§ 193 Abs. 2 Nr. 3 AktG ist teleologisch reduzierend dahin auszulegen, dass im Fall einer bedingten Kapitalerhöhung gemäß § 192 Abs. 2 Nr. 1 AktG in Verbindung mit einer Ermächtigung des Vorstands zur Ausgabe von Wandelschuldverschreibungen nach § 221 Abs. 2 AktG die Feststellung eines Mindestausgabebetrages der Bezugsaktien oder der Grundlagen für dessen Berechnung in dem Kapitalerhöhungsbeschluss genügt.

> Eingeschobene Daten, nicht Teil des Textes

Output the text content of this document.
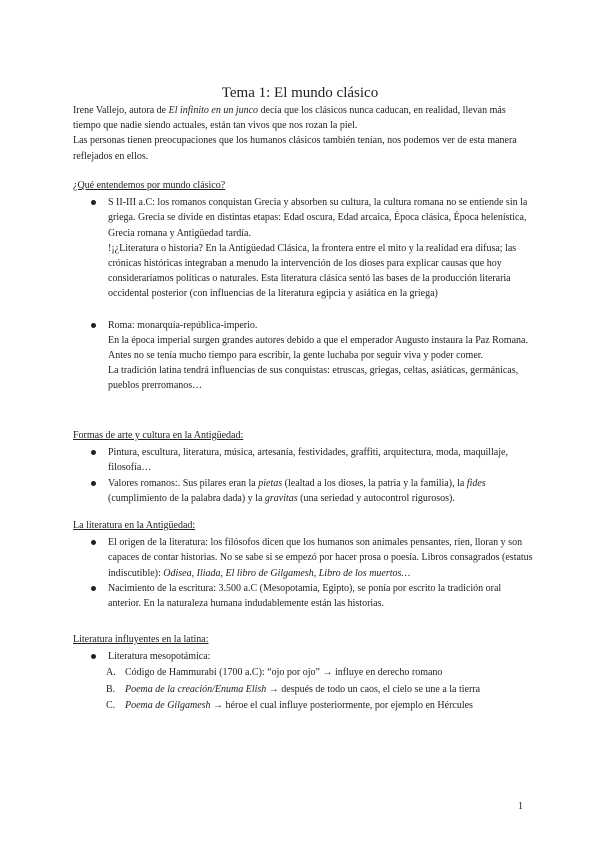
Tema 1: El mundo clásico

Irene Vallejo, autora de El infinito en un junco decía que los clásicos nunca caducan, en realidad, llevan más tiempo que nadie siendo actuales, están tan vivos que nos rozan la piel.

Las personas tienen preocupaciones que los humanos clásicos también tenían, nos podemos ver de esta manera reflejados en ellos.

¿Qué entendemos por mundo clásico?

S II-III a.C: los romanos conquistan Grecia y absorben su cultura, la cultura romana no se entiende sin la griega. Grecia se divide en distintas etapas: Edad oscura, Edad arcaica, Época clásica, Época helenística, Grecia romana y Antigüedad tardía.

!¡¿Literatura o historia? En la Antigüedad Clásica, la frontera entre el mito y la realidad era difusa; las crónicas históricas integraban a menudo la intervención de los dioses para explicar causas que hoy consideraríamos políticas o naturales. Esta literatura clásica sentó las bases de la producción literaria occidental posterior (con influencias de la literatura egipcia y asiática en la griega)

Roma: monarquía-república-imperio.

En la época imperial surgen grandes autores debido a que el emperador Augusto instaura la Paz Romana. Antes no se tenía mucho tiempo para escribir, la gente luchaba por seguir viva y poder comer.

La tradición latina tendrá influencias de sus conquistas: etruscas, griegas, celtas, asiáticas, germánicas, pueblos prerromanos…

Formas de arte y cultura en la Antigüedad:

Pintura, escultura, literatura, música, artesanía, festividades, graffiti, arquitectura, moda, maquillaje, filosofía…

Valores romanos:. Sus pilares eran la pietas (lealtad a los dioses, la patria y la familia), la fides (cumplimiento de la palabra dada) y la gravitas (una seriedad y autocontrol rigurosos).

La literatura en la Antigüedad:

El origen de la literatura: los filósofos dicen que los humanos son animales pensantes, ríen, lloran y son capaces de contar historias. No se sabe si se empezó por hacer prosa o poesía. Libros consagrados (estatus indiscutible): Odisea, Iliada, El libro de Gilgamesh, Libro de los muertos…

Nacimiento de la escritura: 3.500 a.C (Mesopotamia, Egipto), se ponía por escrito la tradición oral anterior. En la naturaleza humana indudablemente están las historias.

Literatura influyentes en la latina:

Literatura mesopotámica:

A. Código de Hammurabi (1700 a.C): “ojo por ojo” → influye en derecho romano

B. Poema de la creación/Enuma Elish → después de todo un caos, el cielo se une a la tierra

C. Poema de Gilgamesh → héroe el cual influye posteriormente, por ejemplo en Hércules

1
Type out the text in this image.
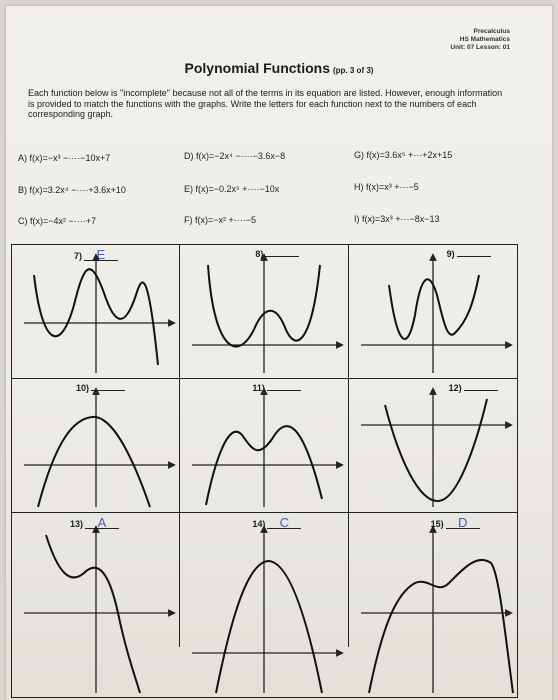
Precalculus
HS Mathematics
Unit: 07 Lesson: 01
Polynomial Functions (pp. 3 of 3)
Each function below is "incomplete" because not all of the terms in its equation are listed. However, enough information is provided to match the functions with the graphs. Write the letters for each function next to the numbers of each corresponding graph.
A) f(x)=−x³ −····−10x+7
B) f(x)=3.2x⁴ −····+3.6x+10
C) f(x)=−4x² −····+7
D) f(x)=−2x⁴ −····−3.6x−8
E) f(x)=−0.2x⁵ +····−10x
F) f(x)=−x² +····−5
G) f(x)=3.6x⁵ +···+2x+15
H) f(x)=x³ +···−5
I) f(x)=3x³ +···−8x−13
7) E	8)	9)
10)	11)	12)
13) A	14) C	15) D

In einem Kapitalerhöhungsbeschluss (hier §§ 192 f. AktG) sind Angaben über die Art und die Zahl der auszugebenden Aktien entbehrlich, wenn die Satzung nur einen bestimmten Aktientyp vorsieht und die Zahl der neuen Aktien sich anhand der bisherigen Einteilung des Grundkapitals (§ 8 Abs. 4 AktG) durch Rückrechnung aus dem Erhöhungsbetrag bestimmen lässt.
Im Rahmen einer Ermächtigung zur Ausgabe von Wandelschuldverschreibungen nach § 221 Abs. 2 AktG kann der Vorstand – entsprechend den im BGH-Urteil vom 23. Juni 19971 aufgestellten Grundsätzen – auch zu einem Ausschluss des Bezugsrechts der Aktionäre (§ 221 Abs. 4 Satz 1 AktG) ermächtigt werden2.